Maron Schlemon 1 🇩🇪 München, Germany

Applicant:

Deutsches Zentrum für Luft—und Raumfahrt e. V. 🇩🇪 Bonn, Germany

Interested in similar patents?

Get notified when new applications in this technology area are published.

Create Free Alert

Classification:

G06F17/142 » CPC main

Digital computing or data processing equipment or methods, specially adapted for specific functions; Complex mathematical operations; Fourier, Walsh or analogous domain transformations, e.g. Laplace, Hilbert, Karhunen-Loeve, transforms; Discrete Fourier transforms Fast Fourier transforms, e.g. using a Cooley-Tukey type algorithm

G06F17/14 IPC

Digital computing or data processing equipment or methods, specially adapted for specific functions; Complex mathematical operations Fourier, Walsh or analogous domain transformations, e.g. Laplace, Hilbert, Karhunen-Loeve, transforms

Description

BACKGROUND

The present invention relates to a method and a system for computer-implemented processing of data samples using an N-point Radix-p-Fast Fourier Transform, FFT.

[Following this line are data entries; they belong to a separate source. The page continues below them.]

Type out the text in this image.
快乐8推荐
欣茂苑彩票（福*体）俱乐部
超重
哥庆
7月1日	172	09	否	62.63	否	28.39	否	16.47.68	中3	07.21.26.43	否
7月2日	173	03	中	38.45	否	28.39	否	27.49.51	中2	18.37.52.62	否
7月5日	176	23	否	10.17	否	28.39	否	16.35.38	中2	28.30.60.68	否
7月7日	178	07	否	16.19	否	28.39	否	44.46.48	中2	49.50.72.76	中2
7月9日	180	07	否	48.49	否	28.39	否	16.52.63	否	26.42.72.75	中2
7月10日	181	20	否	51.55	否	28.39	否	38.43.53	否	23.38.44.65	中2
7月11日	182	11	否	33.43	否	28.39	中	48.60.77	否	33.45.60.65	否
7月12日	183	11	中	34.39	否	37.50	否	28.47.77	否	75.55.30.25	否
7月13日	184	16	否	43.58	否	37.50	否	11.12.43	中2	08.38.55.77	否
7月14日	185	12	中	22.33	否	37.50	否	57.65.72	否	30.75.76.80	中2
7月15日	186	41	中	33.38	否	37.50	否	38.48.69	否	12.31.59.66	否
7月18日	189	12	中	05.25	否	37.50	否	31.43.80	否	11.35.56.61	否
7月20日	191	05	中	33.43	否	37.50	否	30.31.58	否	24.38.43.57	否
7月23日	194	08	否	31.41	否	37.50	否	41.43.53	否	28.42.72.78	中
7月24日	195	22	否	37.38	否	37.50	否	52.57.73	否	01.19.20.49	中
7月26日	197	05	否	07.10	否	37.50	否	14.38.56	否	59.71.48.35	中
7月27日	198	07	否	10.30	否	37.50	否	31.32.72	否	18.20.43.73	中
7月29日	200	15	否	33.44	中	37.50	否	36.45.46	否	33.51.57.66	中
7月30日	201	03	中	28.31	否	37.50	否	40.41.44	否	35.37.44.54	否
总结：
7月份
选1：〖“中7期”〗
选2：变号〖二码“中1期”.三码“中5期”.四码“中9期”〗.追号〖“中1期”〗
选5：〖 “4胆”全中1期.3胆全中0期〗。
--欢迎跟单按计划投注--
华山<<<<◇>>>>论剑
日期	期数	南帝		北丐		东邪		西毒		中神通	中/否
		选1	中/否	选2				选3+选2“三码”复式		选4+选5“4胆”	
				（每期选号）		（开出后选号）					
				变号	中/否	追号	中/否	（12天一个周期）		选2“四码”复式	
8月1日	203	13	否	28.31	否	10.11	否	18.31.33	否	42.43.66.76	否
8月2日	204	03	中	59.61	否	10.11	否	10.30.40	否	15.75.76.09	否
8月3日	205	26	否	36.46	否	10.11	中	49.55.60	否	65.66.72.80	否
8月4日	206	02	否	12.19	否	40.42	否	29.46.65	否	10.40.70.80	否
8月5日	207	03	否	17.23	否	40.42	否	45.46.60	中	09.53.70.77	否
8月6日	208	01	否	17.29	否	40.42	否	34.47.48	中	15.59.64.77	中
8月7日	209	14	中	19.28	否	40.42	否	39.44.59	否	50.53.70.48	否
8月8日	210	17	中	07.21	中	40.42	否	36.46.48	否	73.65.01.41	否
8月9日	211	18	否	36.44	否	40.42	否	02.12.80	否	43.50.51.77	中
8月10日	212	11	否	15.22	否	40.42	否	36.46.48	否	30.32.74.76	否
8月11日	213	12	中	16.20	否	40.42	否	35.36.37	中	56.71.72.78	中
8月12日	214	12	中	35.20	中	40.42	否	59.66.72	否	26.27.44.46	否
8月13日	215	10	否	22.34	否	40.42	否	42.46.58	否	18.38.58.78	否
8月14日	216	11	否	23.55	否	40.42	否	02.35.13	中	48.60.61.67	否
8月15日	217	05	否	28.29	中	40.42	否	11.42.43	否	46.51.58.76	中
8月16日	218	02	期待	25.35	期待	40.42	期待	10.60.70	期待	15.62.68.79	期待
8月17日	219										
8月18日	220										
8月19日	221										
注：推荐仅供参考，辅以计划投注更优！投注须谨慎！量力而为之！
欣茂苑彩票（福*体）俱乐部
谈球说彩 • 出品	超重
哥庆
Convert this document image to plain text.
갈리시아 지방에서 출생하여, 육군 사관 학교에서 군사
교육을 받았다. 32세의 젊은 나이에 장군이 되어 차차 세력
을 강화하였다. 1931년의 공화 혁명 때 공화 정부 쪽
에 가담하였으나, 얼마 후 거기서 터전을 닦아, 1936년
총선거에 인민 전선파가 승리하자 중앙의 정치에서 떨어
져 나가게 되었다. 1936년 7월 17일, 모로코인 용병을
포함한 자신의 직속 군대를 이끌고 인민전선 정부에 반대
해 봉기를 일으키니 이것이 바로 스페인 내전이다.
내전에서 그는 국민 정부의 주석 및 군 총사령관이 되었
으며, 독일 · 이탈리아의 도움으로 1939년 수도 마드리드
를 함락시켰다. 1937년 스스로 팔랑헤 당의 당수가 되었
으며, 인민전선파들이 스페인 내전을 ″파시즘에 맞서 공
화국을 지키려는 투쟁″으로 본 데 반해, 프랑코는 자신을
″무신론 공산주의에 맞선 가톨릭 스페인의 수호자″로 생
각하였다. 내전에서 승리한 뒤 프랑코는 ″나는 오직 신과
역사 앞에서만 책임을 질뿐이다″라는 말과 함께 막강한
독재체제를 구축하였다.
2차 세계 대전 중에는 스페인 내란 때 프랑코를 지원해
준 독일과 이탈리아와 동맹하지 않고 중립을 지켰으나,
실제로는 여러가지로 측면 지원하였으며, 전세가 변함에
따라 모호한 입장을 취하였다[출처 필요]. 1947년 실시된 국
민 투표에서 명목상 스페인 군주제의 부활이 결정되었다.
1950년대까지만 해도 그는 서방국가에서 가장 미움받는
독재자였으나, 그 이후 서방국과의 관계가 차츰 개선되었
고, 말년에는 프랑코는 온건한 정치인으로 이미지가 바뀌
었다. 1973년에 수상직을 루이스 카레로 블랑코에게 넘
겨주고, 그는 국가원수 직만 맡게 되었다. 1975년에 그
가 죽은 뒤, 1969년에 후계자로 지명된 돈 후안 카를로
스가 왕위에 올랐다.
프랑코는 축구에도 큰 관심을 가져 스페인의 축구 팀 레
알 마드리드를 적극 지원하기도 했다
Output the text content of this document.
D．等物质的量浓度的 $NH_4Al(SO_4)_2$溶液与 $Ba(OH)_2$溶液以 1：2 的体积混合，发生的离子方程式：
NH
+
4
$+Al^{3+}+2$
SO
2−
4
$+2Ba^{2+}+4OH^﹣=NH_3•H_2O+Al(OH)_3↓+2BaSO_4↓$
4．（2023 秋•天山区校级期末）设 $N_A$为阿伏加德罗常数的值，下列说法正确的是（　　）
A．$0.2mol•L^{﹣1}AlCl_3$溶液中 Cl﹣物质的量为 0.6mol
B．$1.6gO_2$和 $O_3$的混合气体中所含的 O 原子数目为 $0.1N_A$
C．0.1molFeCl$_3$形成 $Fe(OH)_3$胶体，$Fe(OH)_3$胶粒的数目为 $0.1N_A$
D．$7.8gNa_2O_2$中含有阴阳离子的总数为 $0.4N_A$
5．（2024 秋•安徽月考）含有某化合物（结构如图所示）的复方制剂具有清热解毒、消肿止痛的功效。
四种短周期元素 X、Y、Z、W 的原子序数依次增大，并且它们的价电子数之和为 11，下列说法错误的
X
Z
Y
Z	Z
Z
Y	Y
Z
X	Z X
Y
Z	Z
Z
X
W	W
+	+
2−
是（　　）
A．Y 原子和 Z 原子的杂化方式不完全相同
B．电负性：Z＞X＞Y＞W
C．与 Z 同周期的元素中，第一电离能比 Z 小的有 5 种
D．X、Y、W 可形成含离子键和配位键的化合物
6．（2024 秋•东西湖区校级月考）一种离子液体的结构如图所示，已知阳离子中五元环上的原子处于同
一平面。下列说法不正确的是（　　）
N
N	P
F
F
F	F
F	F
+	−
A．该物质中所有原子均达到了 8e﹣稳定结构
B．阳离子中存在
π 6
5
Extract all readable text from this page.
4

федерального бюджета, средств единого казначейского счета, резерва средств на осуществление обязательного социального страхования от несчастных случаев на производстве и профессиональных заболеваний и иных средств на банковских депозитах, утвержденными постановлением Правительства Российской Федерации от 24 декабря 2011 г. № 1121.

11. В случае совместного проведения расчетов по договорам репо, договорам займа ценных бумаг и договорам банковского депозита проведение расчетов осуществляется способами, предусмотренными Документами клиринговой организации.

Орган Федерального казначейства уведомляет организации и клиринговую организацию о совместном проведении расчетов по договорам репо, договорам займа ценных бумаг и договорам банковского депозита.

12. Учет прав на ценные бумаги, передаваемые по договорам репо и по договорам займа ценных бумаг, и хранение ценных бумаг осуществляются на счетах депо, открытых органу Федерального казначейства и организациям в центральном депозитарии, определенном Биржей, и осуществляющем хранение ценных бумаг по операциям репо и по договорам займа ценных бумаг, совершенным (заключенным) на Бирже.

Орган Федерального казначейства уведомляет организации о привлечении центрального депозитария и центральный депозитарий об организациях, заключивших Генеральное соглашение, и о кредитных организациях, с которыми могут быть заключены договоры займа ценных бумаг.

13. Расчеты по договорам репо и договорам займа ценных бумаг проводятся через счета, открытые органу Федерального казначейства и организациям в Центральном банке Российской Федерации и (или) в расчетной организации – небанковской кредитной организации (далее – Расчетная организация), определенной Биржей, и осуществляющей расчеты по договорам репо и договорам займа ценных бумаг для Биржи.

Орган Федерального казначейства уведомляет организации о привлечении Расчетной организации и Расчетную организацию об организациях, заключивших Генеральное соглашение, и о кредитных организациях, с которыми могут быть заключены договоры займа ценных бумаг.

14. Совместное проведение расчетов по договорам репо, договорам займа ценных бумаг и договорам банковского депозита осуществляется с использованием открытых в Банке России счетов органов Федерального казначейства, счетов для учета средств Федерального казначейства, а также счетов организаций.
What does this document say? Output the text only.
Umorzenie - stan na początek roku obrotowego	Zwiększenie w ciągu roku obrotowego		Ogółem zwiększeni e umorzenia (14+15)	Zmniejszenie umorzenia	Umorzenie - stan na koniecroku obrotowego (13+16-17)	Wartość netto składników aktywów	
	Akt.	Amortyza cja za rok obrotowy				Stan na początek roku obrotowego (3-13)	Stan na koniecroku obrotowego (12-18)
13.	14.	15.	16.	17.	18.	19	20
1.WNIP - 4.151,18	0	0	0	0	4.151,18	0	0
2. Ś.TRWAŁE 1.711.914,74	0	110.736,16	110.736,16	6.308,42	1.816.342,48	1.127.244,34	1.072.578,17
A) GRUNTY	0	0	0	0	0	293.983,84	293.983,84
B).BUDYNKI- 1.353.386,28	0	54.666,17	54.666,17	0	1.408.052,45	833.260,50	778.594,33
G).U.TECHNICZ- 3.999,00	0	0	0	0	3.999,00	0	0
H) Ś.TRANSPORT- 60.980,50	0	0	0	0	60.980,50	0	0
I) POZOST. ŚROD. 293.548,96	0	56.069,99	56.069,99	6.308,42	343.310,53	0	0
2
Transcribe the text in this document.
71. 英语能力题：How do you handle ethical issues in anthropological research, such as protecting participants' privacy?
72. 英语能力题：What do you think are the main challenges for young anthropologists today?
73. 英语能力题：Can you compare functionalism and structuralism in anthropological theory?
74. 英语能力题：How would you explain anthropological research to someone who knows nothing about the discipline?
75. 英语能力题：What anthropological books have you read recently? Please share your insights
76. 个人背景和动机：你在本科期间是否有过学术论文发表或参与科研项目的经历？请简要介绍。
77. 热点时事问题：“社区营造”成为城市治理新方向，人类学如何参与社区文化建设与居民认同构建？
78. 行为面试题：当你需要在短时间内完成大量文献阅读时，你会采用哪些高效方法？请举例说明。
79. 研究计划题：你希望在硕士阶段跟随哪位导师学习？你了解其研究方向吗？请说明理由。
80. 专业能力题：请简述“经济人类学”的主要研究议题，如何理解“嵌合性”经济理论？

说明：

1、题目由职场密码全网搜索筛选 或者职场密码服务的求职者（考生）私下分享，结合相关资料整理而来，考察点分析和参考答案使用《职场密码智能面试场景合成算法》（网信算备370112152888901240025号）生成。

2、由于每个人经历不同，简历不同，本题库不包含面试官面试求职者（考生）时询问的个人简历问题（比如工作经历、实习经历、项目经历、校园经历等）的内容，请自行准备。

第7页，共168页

The Fast Fourier Transform (FFT) is a widely utilized algorithm that computes the discrete Fourier transform (DFT) of a sequence or its inverse (IDFT). It is a cornerstone in digital signal processing and finds extensive applications across various scientific, engineering, and technological domains. FFT may be used in the following different fields:

1. Signal Processing: FFT is pivotal in processing audio, video, and telecommunications signals. It allows for efficient signal filtering, analysis, and transformation, enabling various applications such as noise reduction, equalization, and compression.

2. Medical Imaging: In medical imaging technologies like MRI and CT scans, FFT helps reconstruct and enhance images. It is used to analyze frequency components within the image, improving both clarity and detail.

3. Aerospace and Radar Systems: FFT plays a vital role in synthetic aperture radar (SAR) technology and other radar systems. It aids in target detection, imaging, and tracking, enhancing the capabilities of modern defense and space exploration systems.

4. Weather Prediction: FFT provides essential insights into weather patterns and helps create accurate forecasts by analyzing meteorological data.

5. Financial Analysis: In the financial sector, FFT is an instrument for analyzing trends and patterns within various financial instruments, facilitating the creation of trading algorithms and risk management strategies.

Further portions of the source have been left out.